Delivering drugs by darts can extend withdrawal times

Remote drug delivery systems such as dart guns are often used to administer sedation or tranquilizers to wildlife species that need to be restrained. Dart guns can also be used to administer tranquilizers to cattle that have escaped and can’t be restrained in holding facilities.

It appears that some of the newer pneumatic dart gun systems that fire lightweight darts are now being used in some specific situations to administer antimicrobial medications to cattle on pasture that require treatment for diseases such as foot rot or pneumonia.

The advantages of this type of delivery of therapy are obvious. In some of our western Canadian pasture systems, it may be a long distance to restraint and handling facilities. Restraint with lariats requires special skills and well-trained horses and any type of capture is going to introduce stress to the animal being treated. A remote drug delivery system, such as a pneumatic dart gun, solves many of these issues.

However, the use of these remote drug delivery systems creates other potential problems.

Dr.
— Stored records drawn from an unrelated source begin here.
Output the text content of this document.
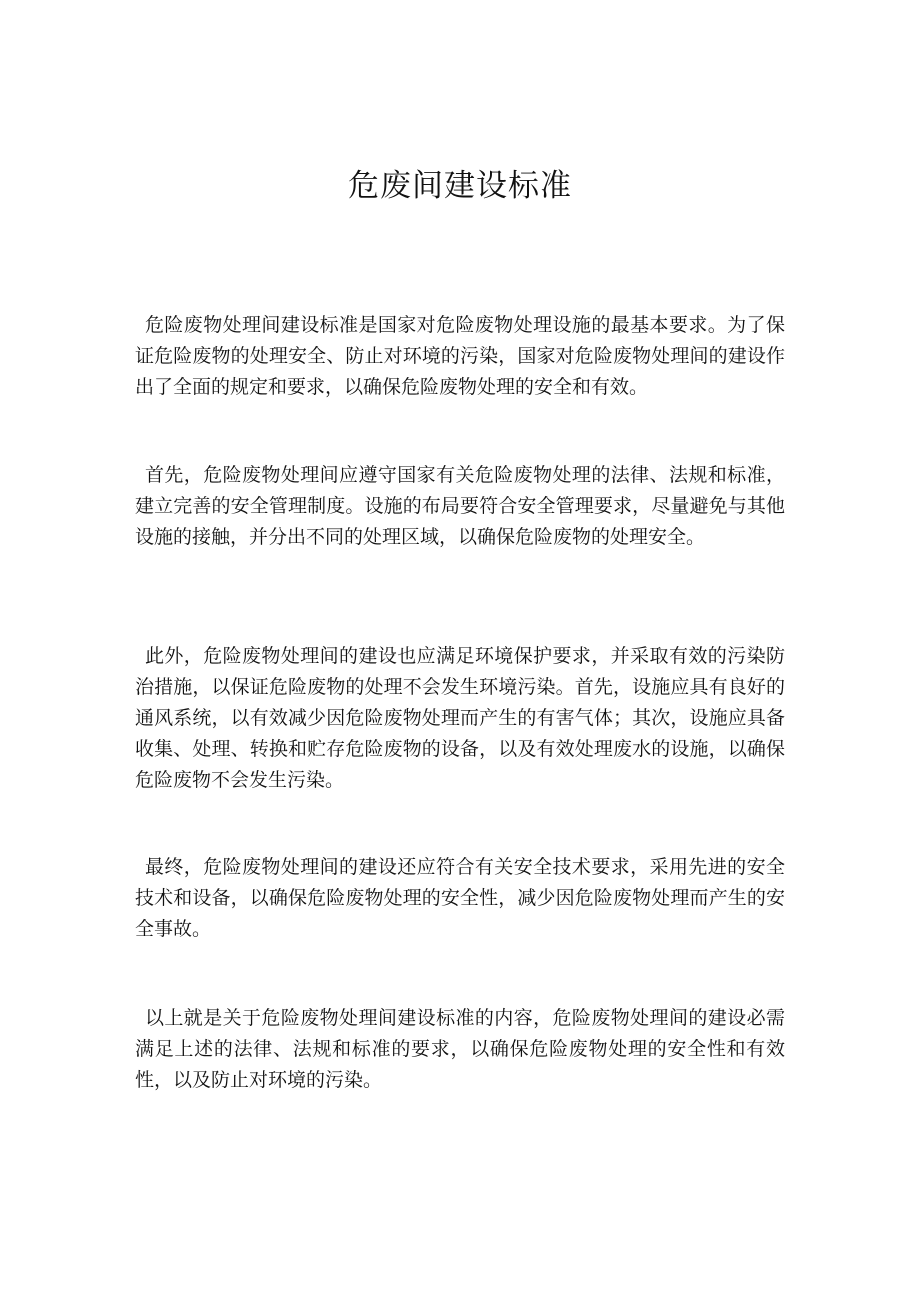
危废间建设标准

危险废物处理间建设标准是国家对危险废物处理设施的最基本要求。为了保证危险废物的处理安全、防止对环境的污染，国家对危险废物处理间的建设作出了全面的规定和要求，以确保危险废物处理的安全和有效。

首先，危险废物处理间应遵守国家有关危险废物处理的法律、法规和标准，建立完善的安全管理制度。设施的布局要符合安全管理要求，尽量避免与其他设施的接触，并分出不同的处理区域，以确保危险废物的处理安全。

此外，危险废物处理间的建设也应满足环境保护要求，并采取有效的污染防治措施，以保证危险废物的处理不会发生环境污染。首先，设施应具有良好的通风系统，以有效减少因危险废物处理而产生的有害气体；其次，设施应具备收集、处理、转换和贮存危险废物的设备，以及有效处理废水的设施，以确保危险废物不会发生污染。

最终，危险废物处理间的建设还应符合有关安全技术要求，采用先进的安全技术和设备，以确保危险废物处理的安全性，减少因危险废物处理而产生的安全事故。

以上就是关于危险废物处理间建设标准的内容，危险废物处理间的建设必需满足上述的法律、法规和标准的要求，以确保危险废物处理的安全性和有效性，以及防止对环境的污染。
Roy Lewis wrote an excellent article in this column in The Western Producer several years ago on this subject. I would encourage readers to re-read that article online, which describes many of the pros and cons that must be taken into account and how to reduce potential problems when using a dart gun to administer antimicrobial medications.

One of the problems Lewis discussed was the limitation in the volume of medication that can be administered via a dart gun. This limitation often results in producers wanting to use an antimicrobial that has a small volume of administration, especially when treating adult cattle on pasture.

Tulathromycin is one of the antimicrobials licensed for cattle that requires a relatively small volume to be used to treat an animal and as a result, it is one of the products often used in remote drug delivery systems.

It should be noted that this is an “off-label” use of this product. The label for this particular antimicrobial drug is all determined with a subcutaneous injection. There is no label claim for administering this product via a pneumatic dart gun.

Tulathromycin has always been a product that requires a veterinary prescription. The recent changes to the laws around the prescription of all veterinary antimicrobials now requires that veterinarians have a veterinary-client relationship before prescribing any antimicrobials for on-farm use.

Two recent articles have been published in the Journal of Animal Science that have examined what happens when tulathromycin is administered with a pneumatic dart. Both articles were published by Dr. Hans Coetzee’s laboratory. Coetzee is a highly regarded veterinary clinical pharmacologist. He has recently moved to Kansas State University from Iowa State, where some of this research was originally done.

In the first of the two articles, Coetzee compared the local effects of administering tulathromycin via a dart gun system compared to the conventional injection method. He also compared the drug levels in the calves post-injection.

One of his key findings in this study was that four of the 15 calves that received the tulathromycin with the dart guns did not receive the entire dosage. In these calves, some of the drug was left in the dart and was not fully injected.

Obviously, this is an important issue; if cattle don’t receive the appropriate dose of drug, it may lead to more treatment failures.

This study also demonstrated that the calves that were darted had higher levels of stress hormones after injection, had more evidence of muscle damage and more pain at the injection site than the calves that received tulathromycin with the conventional sub-cutaneous injection.

The second of the two articles used male Holstein calves, and tulathromycin was administered to all of the calves via a pneumatic dart system. Calves were then euthanized at various times post-injection to determine the tulathromycin concentrations in various tissues and to examine the tissue damage caused by the darts.

The results of the study suggested that using darts created significant injection site reactions in these calves and that the withdrawal times indicated on the label would not be accurate when administering this product via a pneumatic dart. Withdrawal times would need to be extended beyond what was indicated on the label.

This was a very small study involving only 14 calves and therefore the conclusions were limited, but it did show that the indicated label withdrawal times should probably be extended if tulathromycin was administered with a remote drug delivery system.

The Beef Quality Assurance Guidelines in the United States issued an advisory statement regarding the use of pneumatic darts in cattle and it is available on its website. It lists many issues of concern when using pneumatic dart guns, such as concerns about the route of administration (subcutaneous versus intramuscular), tissue damage, “off-label” withdrawal times and the possibility of broken needles being lodged in tissues.

Remote drug delivery systems are an important issue that requires more research and some stronger guidelines on appropriate use.

Food safety, antimicrobial stewardship and quality assurance have always been top priorities for the beef industry and we have made some good progress in reducing injection site lesions and getting the message out about proper injection techniques.

Remote drug delivery systems such as pneumatic dart guns may be one of the only options available to some producers to provide treatments to cattle in remote locations and because of this it is an important animal welfare issue.

However, we need more research to establish appropriate withdrawal times and to examine how these products can be given in a safe and prudent fashion.

John Campbell is a professor in the department of Large Animal Clinical Sciences at the University of Saskatchewan’s Western College of Veterinary Medicine.